All of this poured right into his ear, as Polly’s lips were exactly level with it. She pressed his hand; he pressed back. She was perfect—an elf princess who had sworn allegiance only to him. Yet sometimes he wished that she could see, as he did, that theirs was a steely bond, not as easily broken as she seemed to imagine—one which he would never, ever give up, no matter how many four-bedroom apartments or soda fountains he came across in this life. Who else could make him agree to appear before his classmates in a pair of long johns, a nightshirt and a droopy hat with a bell on it? What larger sign of fealty could a knight offer a princess than his pride?

* * *​

But the next morning Miss Steinhardt made a further announcement: the children were to work in pairs, encouraging the values of compromise, shared responsibility and teamwork, so lacking in these difficult times. She gazed in a pained sort of a way out the far window. Thus would a small public school in the Village, in its own little way, act as a beacon for the world. It took a few minutes for Donovan to recognize in this new directive the last-minute reprieve for which he had not even dared to hope. “Me and you!” cried a child called Donna Ford, grabbing the hand of another child called Carla Woodbeck, who flushed happily and replied, “Yeah, us two!” and in another moment the room was filled with similar cries, requested and answered, all around Donovan, like a series of doors shutting in his face. Reduced to trying to catch the eye of Walter Ulbricht, he found even Walter Ulbricht avoiding him, apparently holding out for a better option.
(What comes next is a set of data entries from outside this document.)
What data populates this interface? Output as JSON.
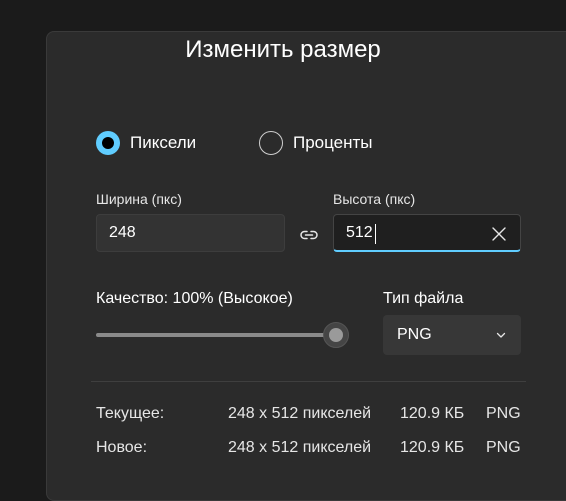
{
  "dialog": {
    "title": "Изменить размер"
  },
  "mode": {
    "options": [
      {
        "label": "Пиксели",
        "checked": true
      },
      {
        "label": "Проценты",
        "checked": false
      }
    ]
  },
  "width": {
    "label": "Ширина (пкс)",
    "value": "248"
  },
  "height": {
    "label": "Высота (пкс)",
    "value": "512"
  },
  "quality": {
    "label": "Качество: 100% (Высокое)",
    "value_percent": 100
  },
  "filetype": {
    "label": "Тип файла",
    "selected": "PNG"
  },
  "info": {
    "current": {
      "label": "Текущее:",
      "dimensions": "248 x 512 пикселей",
      "size": "120.9 КБ",
      "format": "PNG"
    },
    "new": {
      "label": "Новое:",
      "dimensions": "248 x 512 пикселей",
      "size": "120.9 КБ",
      "format": "PNG"
    }
  },
  "colors": {
    "accent": "#60cdff",
    "background": "#1b1b1b",
    "dialog": "#2b2b2b"
  },
  "icons": {
    "link": "link-icon",
    "clear": "close-icon",
    "dropdown": "chevron-down-icon"
  }
}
“Part of my point,” said Miss Steinhardt, in a queer wobbly voice that silenced her class, “is we don’t always get to choose whom we work with.” Miss Steinhardt had spent yesterday at her grandparents’ home in Brooklyn Heights, watching tanks cross the Suez Canal. “Line up, please, as I call your names.”

The pairing was to be achieved alphabetically, as if a third of the class wasn’t colored and Walter Ulbricht didn’t have a port-wine stain eating half his face. A second flurry of anxious voices went up; Miss Steinhardt ignored them; the double line was achieved; the bell rang. In the hall, Cassandra Kent fell in step with Donovan Kendal. They walked out like this, onto Sullivan, neither holding hands nor talking, yet clearly walking together. Once again he passed through Washington Square Park, as he did daily, but the fact of Cassie Kent transformed it: the leaves were not merely crunchy but entirely golden, and the fountain threw up glorious columns of water, over and over, an engine of joy. Whatever it was that glistened in the wide skull-gaps between her tight plaits smelled of a vacation somewhere wonderful.
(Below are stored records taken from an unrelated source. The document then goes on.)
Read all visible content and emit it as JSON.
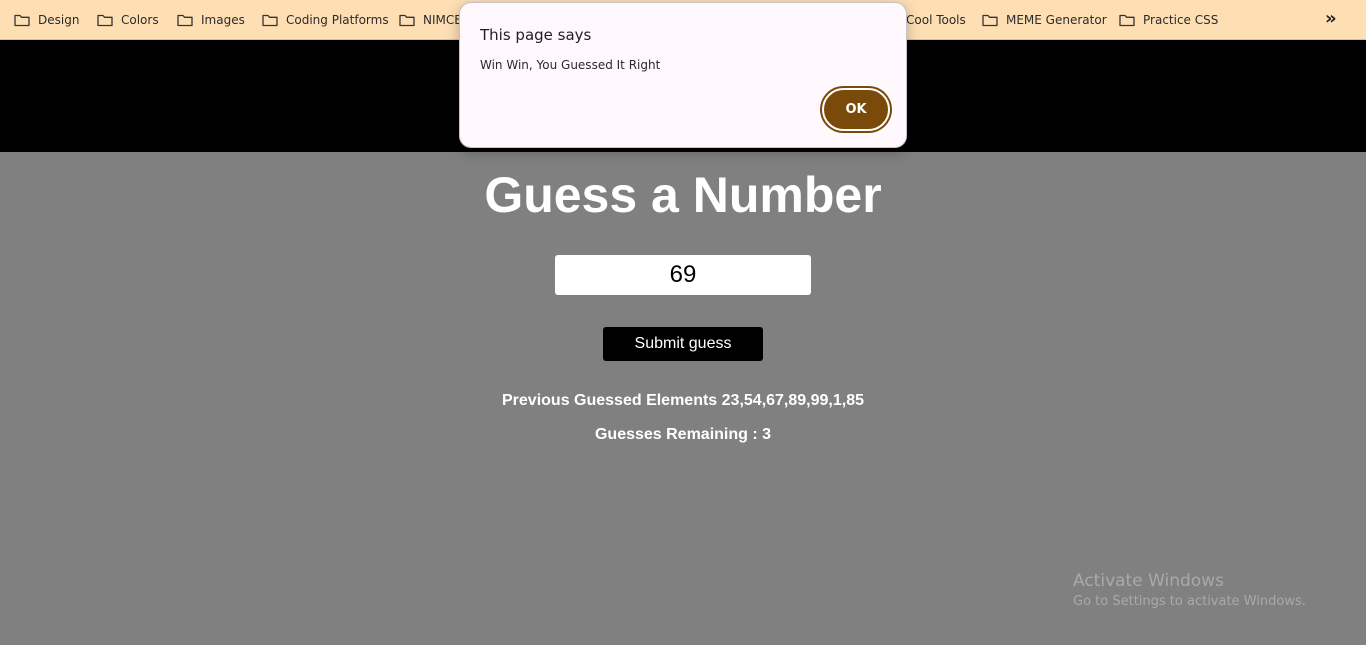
{
  "bookmarks": {
    "items": [
      {
        "label": "Design",
        "icon": "folder-icon"
      },
      {
        "label": "Colors",
        "icon": "folder-icon"
      },
      {
        "label": "Images",
        "icon": "folder-icon"
      },
      {
        "label": "Coding Platforms",
        "icon": "folder-icon"
      },
      {
        "label": "NIMCE",
        "icon": "folder-icon"
      },
      {
        "label": "Cool Tools",
        "icon": "folder-icon"
      },
      {
        "label": "MEME Generator",
        "icon": "folder-icon"
      },
      {
        "label": "Practice CSS",
        "icon": "folder-icon"
      }
    ],
    "overflow_icon": "double-chevron-right-icon",
    "overflow_glyph": "»"
  },
  "page": {
    "title": "Guess a Number",
    "guess_value": "69",
    "submit_label": "Submit guess",
    "previous_label": "Previous Guessed Elements 23,54,67,89,99,1,85",
    "remaining_label": "Guesses Remaining : 3"
  },
  "dialog": {
    "title": "This page says",
    "message": "Win Win, You Guessed It Right",
    "ok_label": "OK"
  },
  "watermark": {
    "title": "Activate Windows",
    "subtitle": "Go to Settings to activate Windows."
  },
  "colors": {
    "bookmarks_bar": "#fedfb4",
    "page_background": "#808080",
    "hero_band": "#000000",
    "dialog_background": "#fff8fd",
    "ok_button": "#7a4a0a"
  }
}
“Let’s do yours,” said Cassie. “The museum. Since you got it all figured already.”

“Oh. Well, all right.”

“Gu-Gu-Guggenheim,” she said, imitating him but somehow not unkindly. “Now, it’s gonna look like an ice cream, we know that.”

“A temple for the s-s-pirit. Hundred and ten feet tall,” said the boy, as they went under the arch. “And this is, how tall d’you think—”

“Seventy-seven. So thirty percent smaller,” said Cassie, without pausing. “I’m mathematical. Wanna play?”